Non pour répondre à Sebasto,le monde contemporain n’est pas fermé au sacré. S’il nous apparait désanchanté , c’est qu’il attend chacun de nous pour le faire chanter à nouveau, comme l’a montré Benoït XVI aux Bernardins devant une assistance médusée.
Le monde , c’est aussi nous, et s’il nous apparait découragé, c’est à nous de nous battre et de transmettre au monde cette flamme dont nous avons hérité et qui ne s’éteindra jamais et de lui montrer que seul un monde laissant sa place eà la transcendance peut fonder en durée.
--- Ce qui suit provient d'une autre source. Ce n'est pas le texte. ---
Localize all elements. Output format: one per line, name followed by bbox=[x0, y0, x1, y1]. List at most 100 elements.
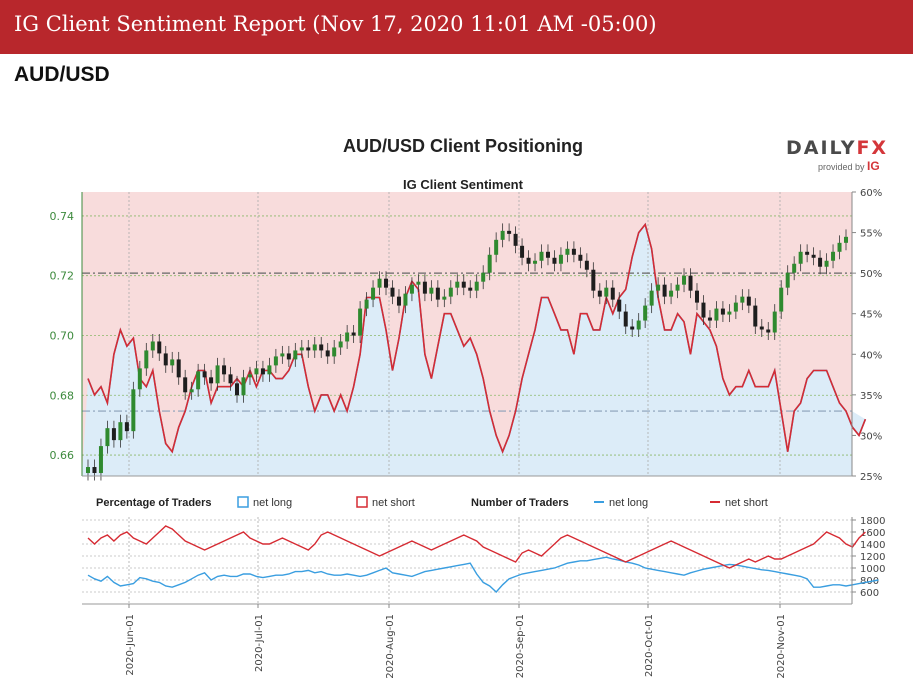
sentiment-tick-label: 40% bbox=[860, 350, 882, 361]
candle-body bbox=[461, 281, 466, 288]
price-candle bbox=[92, 459, 97, 481]
price-candle bbox=[163, 345, 168, 373]
traders-tick-label: 600 bbox=[860, 588, 879, 599]
candle-body bbox=[727, 311, 732, 315]
x-tick-label: 2020-Nov-01 bbox=[776, 614, 787, 679]
candle-body bbox=[189, 389, 194, 393]
candle-body bbox=[779, 287, 784, 312]
price-candle bbox=[584, 253, 589, 278]
legend-short-swatch bbox=[356, 496, 368, 508]
price-candle bbox=[720, 301, 725, 323]
sentiment-tick-label: 25% bbox=[860, 472, 882, 483]
price-candle bbox=[636, 313, 641, 337]
candle-body bbox=[487, 254, 492, 273]
candle-body bbox=[396, 296, 401, 306]
price-candle bbox=[371, 280, 376, 308]
candle-body bbox=[798, 251, 803, 264]
price-candle bbox=[351, 325, 356, 343]
price-candle bbox=[565, 241, 570, 263]
sentiment-tick-label: 55% bbox=[860, 229, 882, 240]
candle-body bbox=[228, 374, 233, 384]
price-candle bbox=[539, 244, 544, 269]
legend-long-swatch bbox=[237, 496, 249, 508]
price-candle bbox=[805, 244, 810, 263]
price-candle bbox=[481, 265, 486, 290]
logo-brand-daily: DAILY bbox=[786, 137, 857, 159]
price-candle bbox=[293, 342, 298, 367]
price-candle bbox=[455, 274, 460, 296]
price-candle bbox=[533, 253, 538, 272]
candle-body bbox=[312, 344, 317, 351]
candle-body bbox=[286, 353, 291, 360]
price-candle bbox=[150, 334, 155, 358]
price-candle bbox=[461, 274, 466, 296]
candle-body bbox=[759, 326, 764, 330]
price-candle bbox=[280, 345, 285, 364]
price-candle bbox=[545, 244, 550, 266]
candle-body bbox=[403, 293, 408, 306]
candle-body bbox=[772, 311, 777, 333]
price-candle bbox=[429, 280, 434, 302]
price-candle bbox=[740, 289, 745, 311]
x-tick-label: 2020-Oct-01 bbox=[644, 614, 655, 677]
price-candle bbox=[215, 357, 220, 391]
candle-body bbox=[209, 377, 214, 384]
traders-tick-label: 1800 bbox=[860, 516, 885, 527]
price-candle bbox=[552, 250, 557, 272]
candle-body bbox=[707, 317, 712, 321]
price-candle bbox=[669, 283, 674, 305]
candle-body bbox=[202, 371, 207, 378]
x-tick-label: 2020-Jun-01 bbox=[125, 614, 136, 676]
candle-body bbox=[351, 332, 356, 336]
candle-body bbox=[682, 275, 687, 285]
candle-body bbox=[539, 251, 544, 261]
price-tick-label: 0.72 bbox=[50, 270, 75, 283]
chart-subtitle: IG Client Sentiment bbox=[403, 177, 524, 192]
sentiment-tick-label: 35% bbox=[860, 391, 882, 402]
price-candle bbox=[338, 334, 343, 355]
candle-body bbox=[792, 263, 797, 273]
candle-body bbox=[384, 278, 389, 288]
candle-body bbox=[545, 251, 550, 258]
price-candle bbox=[474, 274, 479, 299]
price-candle bbox=[306, 339, 311, 358]
price-candle bbox=[714, 301, 719, 329]
candle-body bbox=[390, 287, 395, 297]
candle-body bbox=[824, 260, 829, 267]
candle-body bbox=[273, 356, 278, 366]
price-tick-label: 0.74 bbox=[50, 210, 75, 223]
candle-body bbox=[520, 245, 525, 258]
candle-body bbox=[358, 308, 363, 336]
price-candle bbox=[792, 256, 797, 281]
x-tick-label: 2020-Aug-01 bbox=[385, 614, 396, 679]
price-candle bbox=[494, 232, 499, 263]
price-candle bbox=[824, 253, 829, 275]
dailyfx-logo: DAILYFX provided by IG bbox=[786, 137, 896, 177]
candle-body bbox=[98, 446, 103, 474]
legend-short-label: net short bbox=[372, 497, 415, 509]
candle-body bbox=[455, 281, 460, 288]
candle-body bbox=[649, 290, 654, 306]
price-candle bbox=[798, 244, 803, 272]
candle-body bbox=[448, 287, 453, 297]
candle-body bbox=[144, 350, 149, 369]
price-candle bbox=[649, 283, 654, 314]
logo-provided-by: provided by bbox=[818, 162, 865, 172]
price-candle bbox=[286, 345, 291, 367]
price-candle bbox=[422, 274, 427, 302]
candle-body bbox=[617, 299, 622, 312]
legend-long-line-label: net long bbox=[609, 497, 648, 509]
candle-body bbox=[429, 287, 434, 294]
price-tick-label: 0.66 bbox=[50, 449, 75, 462]
price-candle bbox=[254, 360, 259, 382]
candle-body bbox=[111, 428, 116, 441]
candle-body bbox=[507, 230, 512, 234]
candle-body bbox=[241, 377, 246, 396]
candle-body bbox=[176, 359, 181, 378]
price-candle bbox=[312, 336, 317, 358]
candle-body bbox=[260, 368, 265, 375]
price-candle bbox=[358, 301, 363, 343]
price-candle bbox=[319, 336, 324, 358]
candle-body bbox=[481, 272, 486, 282]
Au travail et alors le Roi pourra revenir, si nous avons fait oeuvre de réconciliation dans ce monde pour lui permettre de retrouver sa véritable nature : pouvoir être transfiguré par autre chose que lui.
Oui, au travail
Je répondrai à Peter Henri que s’est s’exposer à de terribles déceptions que de croire que Benoît XVI est le messager de la contre révolution. Loin de moi l’idée de manifester de la méfiance ou de l’acrimonie à l’égard du pape actuel, qui est le meilleur que nous ayons depuis Pie XII et peut-être même Pie X ! Cependant, il fait ce qu’il peut, et la situation est inextricable. La meilleure parole qu’il ait prononcée est à mon avis la brève allocution lancée à son arrivée à l’aéroport, disant que la religion n’est pas une politique et la politique n’est pas une religion. Elle s’adressait aux évêques, mais nous pouvons y prendre notre miel. Et surtout, gardons notre liberté à l’égard des autorités religieuses, dans le domaine de notre combat. N’oublions pas:
1) que nous avons désobéi depuis 150 ans à 3 papes différents: Léon XIII, Pie XI et Paul VI. N’en ayons pas honte. Ce fut au contraire la preuve de la rectitude de notre pensée. Voyez ce qu’il reste du carlisme qui s’est réduit au catholicisme.
2) que s’il n’y avait pas eu la désobéissance de Mgr Lefebvre, il n’y aurait pas eu le sursaut de Benoït XVI
Je répondrais brievement à Antiquus que je n’ai pas dit que Benoit XVI est
e messager de la contre révolution ( encore faudrait-il s’entendre sur le
terme, ce qui n’est pas évident) ) , je disais simplement qu’il nous montre la voie: le monde ne nous est pas extérieur, c’est à nous. de le
réenchanter. Maintenant entre les fidélités croisés, la tradition et la barque de Pierre, la communion malgré les tempêtes, nous ne ne pouvons là
aussi nous départager , mais nous remettre à la douce pitié de Dieu, nous ne pouvons nous justifier de nous mêmes, quelque soit notre camp, et notre
bonne foi..
Avançons.
Pardonnez-moi, mais je n’ai pas très bien compris ce que vous m’écrivez, à part qu’il faut avoir confiance en Dieu.
– Quelle est votre définition de la contre-révolution ?
– Qu’entendez-vous par « réenchanter le monde »? Avez-vous lu le livre de Marcel Gauchet « Le désenchantement du monde ». L’auteur y développe l’idée que le sacré est par définition païen. Bien sûr, ce philosophe n’est pas de nos idées, mais plusieurs théologiens actuels défendent l’idée que seul le corps de l’homme est réellement sacré.
La définition de la légitimité du prince chrétien selon Pierre Boutang serait elle acceptable pour le monde contemporain?
J’en doute.
Ce qui pose la question de la monarchie constitutionnelle et parlementaire (Espagne, Hollande…).
La République couronnée diffèrerait elle de la démocratie libérale classique?
Cruelle, et lancinante question, cher Sébasto. Il y a deux aspects dans ce dilemme: d’abord les avantages que présente de manière intrinsèque la monarchie: souplesse, pragmatisme, adaptation, aptitude à rallier. C’est de l’art politique.
Ensuite il y a le recours au principe monarchique pour inverser le flux de la décadence : c’est un projet de nature contradictoirement traditionaliste et volontariste à la fois. Peut-on soutenir les deux versions à la fois? C’est très difficile.